Wie ließe sich denn das Engagement in Berlin stärken?

Sebastian Braun: In Berlin gibt es neben der Engagementförderung auf verschiedenen Ebenen auch viele Vereine, Initiativen und Projekte, die lokal in ihrem Kiez arbeiten, vielfältige Ideen und Problemlösungen entwickeln und den Sozialraum gestalten. Hilfreich wäre es, einen Überblick über die Vielfalt der Zivilgesellschaft zu gewinnen. Dann sähe man, was vorhanden ist und wo sich neue Tendenzen abzeichnen. Daraus könnte man Handlungs- und Unterstützungsbedarf ableiten.

Das wäre dann eine Art Engagementatlas?

Sebastian Braun: Durchaus.
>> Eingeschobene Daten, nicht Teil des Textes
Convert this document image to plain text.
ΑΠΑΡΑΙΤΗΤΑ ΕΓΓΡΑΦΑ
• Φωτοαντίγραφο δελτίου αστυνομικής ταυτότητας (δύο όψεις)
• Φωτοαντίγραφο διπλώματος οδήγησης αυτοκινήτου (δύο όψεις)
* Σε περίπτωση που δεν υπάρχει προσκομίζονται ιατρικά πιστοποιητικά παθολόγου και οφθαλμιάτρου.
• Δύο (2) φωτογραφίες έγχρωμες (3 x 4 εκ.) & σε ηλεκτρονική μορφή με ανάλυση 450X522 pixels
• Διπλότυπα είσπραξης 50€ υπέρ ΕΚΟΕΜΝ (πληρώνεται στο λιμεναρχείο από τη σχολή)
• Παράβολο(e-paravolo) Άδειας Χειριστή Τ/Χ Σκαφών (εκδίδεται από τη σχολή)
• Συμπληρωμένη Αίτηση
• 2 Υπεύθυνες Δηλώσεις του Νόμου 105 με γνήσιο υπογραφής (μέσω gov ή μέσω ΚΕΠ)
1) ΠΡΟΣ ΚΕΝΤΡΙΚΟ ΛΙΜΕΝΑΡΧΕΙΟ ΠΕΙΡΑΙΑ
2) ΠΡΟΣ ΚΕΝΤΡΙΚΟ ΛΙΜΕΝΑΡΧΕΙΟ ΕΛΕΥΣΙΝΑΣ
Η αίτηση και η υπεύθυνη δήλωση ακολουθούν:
Es ginge aber um mehr als um die reine Aufzählung von Aktivitäten oder Organisationen. Gemeint ist ein breiteres Verständnis von Zivilgesellschaft, das gemeinsame Werte, Tugenden und Normen wie Demokratie, Gerechtigkeit, Solidarität verbindet. Je mehr es gelingt, ein solches Bewusstsein von Zivilgesellschaft in der Stadt zu verankern, desto mehr würde das Verständnis dafür steigen, welchen Beitrag die Zivilgesellschaft für die soziale und politische Integration der Gesellschaft leisten kann.